Ollama using CPU, not GPU
- Update NVIDIA or AMD drivers.
- On laptops, force the high-performance GPU in OS settings.
- Docker users: launch with
--gpus all
.
Model download failed
- Manually download the GGUF file from Hugging Face and “sideload” with a Modelfile:
FROM ./Meta-Llama-3.1-8B.Q4_K_M.gguf
then
ollama create llama3-local -f ./Modelfile
.
Other Local Deployment Options (Advanced)
- LM Studio GUI: Perfect for beginners—search, download, and chat without touching the CLI.
- llama.cpp: Compile from source for maximum control and speed tuning.
- Open WebUI + Ollama: Adds a sleek web-app front-end with built-in RAG and multi-user support.
- vLLM or Text Generation Inference: High-throughput serving for production workloads.
Conclusion & Next Steps
You now have a repeatable workflow to download, install, and run Meta’s Llama models completely offline:
- Install Ollama (or LM Studio).
- Pull the model tag that matches your VRAM.

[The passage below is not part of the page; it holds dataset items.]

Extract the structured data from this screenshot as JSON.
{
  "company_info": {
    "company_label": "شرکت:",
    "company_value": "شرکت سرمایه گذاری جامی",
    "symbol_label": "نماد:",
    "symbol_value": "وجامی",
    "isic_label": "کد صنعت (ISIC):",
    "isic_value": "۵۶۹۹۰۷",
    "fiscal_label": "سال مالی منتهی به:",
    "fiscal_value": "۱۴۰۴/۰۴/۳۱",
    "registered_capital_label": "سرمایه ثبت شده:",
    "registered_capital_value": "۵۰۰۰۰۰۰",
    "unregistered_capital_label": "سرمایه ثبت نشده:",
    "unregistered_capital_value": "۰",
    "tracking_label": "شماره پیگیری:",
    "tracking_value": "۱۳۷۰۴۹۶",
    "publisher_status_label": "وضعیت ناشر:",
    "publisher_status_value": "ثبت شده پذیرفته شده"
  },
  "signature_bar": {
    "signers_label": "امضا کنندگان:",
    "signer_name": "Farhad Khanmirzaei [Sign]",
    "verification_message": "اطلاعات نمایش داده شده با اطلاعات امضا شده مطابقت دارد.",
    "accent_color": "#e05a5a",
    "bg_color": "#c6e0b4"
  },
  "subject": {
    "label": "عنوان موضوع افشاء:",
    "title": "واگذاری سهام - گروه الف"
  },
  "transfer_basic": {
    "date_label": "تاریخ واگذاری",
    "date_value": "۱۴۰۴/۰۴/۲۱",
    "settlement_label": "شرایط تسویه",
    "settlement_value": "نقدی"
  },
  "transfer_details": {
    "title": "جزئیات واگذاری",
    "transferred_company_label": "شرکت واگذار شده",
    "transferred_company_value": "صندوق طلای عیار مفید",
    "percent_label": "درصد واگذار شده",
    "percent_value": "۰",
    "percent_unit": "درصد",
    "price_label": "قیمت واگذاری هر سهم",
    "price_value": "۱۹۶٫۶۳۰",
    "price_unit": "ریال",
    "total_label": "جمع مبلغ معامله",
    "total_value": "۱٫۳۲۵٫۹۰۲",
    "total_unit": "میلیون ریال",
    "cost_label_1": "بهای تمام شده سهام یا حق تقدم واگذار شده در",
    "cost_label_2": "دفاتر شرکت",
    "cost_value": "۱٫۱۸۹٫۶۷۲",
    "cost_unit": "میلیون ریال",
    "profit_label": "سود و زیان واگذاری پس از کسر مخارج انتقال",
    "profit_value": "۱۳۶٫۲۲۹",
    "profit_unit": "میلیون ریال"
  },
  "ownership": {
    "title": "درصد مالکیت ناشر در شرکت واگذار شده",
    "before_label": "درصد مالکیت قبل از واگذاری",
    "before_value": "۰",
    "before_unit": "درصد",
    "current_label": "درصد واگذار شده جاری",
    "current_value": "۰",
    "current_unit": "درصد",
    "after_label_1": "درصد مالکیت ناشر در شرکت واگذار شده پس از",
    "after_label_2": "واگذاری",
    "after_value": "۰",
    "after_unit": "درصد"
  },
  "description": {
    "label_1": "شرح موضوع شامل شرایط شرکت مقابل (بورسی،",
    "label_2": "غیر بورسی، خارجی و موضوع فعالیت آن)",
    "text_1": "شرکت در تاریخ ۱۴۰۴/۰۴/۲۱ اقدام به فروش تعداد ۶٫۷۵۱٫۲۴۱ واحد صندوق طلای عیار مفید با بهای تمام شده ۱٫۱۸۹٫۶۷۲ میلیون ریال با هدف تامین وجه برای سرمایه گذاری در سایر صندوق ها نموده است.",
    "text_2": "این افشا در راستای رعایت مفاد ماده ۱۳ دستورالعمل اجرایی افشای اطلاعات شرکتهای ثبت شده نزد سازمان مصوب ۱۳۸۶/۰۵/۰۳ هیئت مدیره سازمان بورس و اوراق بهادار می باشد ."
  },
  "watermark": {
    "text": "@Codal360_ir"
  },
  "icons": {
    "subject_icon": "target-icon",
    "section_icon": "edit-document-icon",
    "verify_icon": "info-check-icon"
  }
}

- Chat, code, or build an API—no cloud required.
Experiment with different quantizations, benchmark token-per-second rates, and explore advanced features like Modelfile-based agents or LM Studio’s RAG mode. Ready to push further? Try creating a custom preset or integrating Ollama into LangChain for document search. Happy hacking!
FREQUENTLY ASKED QUESTIONS (FAQ)
QUESTION: Do I need a dedicated GPU to run Llama locally?
ANSWER: No. CPU-only inference works, but expect slow responses—often below 2 tokens/s on large models. A modern GPU with at least 8 GB VRAM dramatically improves speed and energy efficiency.
QUESTION: How much VRAM is required for Llama 3 70B?
ANSWER: With a Q4_K_M quant you’ll need roughly 20 GB of VRAM (or a GPU + system RAM combo that accommodates the 22 GB model file). FP16 versions demand over 40 GB.
QUESTION: Can I run Llama on Windows 11 without WSL?
ANSWER: Absolutely. The native Ollama installer bundles everything; no Windows Subsystem for Linux is required. LM Studio also offers a standalone Windows build.
QUESTION: How do I expose my local Llama as an API?
ANSWER: Start the Ollama service (ollama serve
) or enable “Developer → OpenAI API Server” in LM Studio. Point your client’s base_url
to http://localhost:11434
(Ollama) or http://localhost:1234/v1
(LM Studio) and use any OpenAI-compatible SDK.
QUESTION: Is commercial use allowed under the Llama license?
ANSWER: Yes for most individuals and startups. If your product exceeded 700 million monthly active users before the model’s release, you must negotiate a separate commercial license with Meta.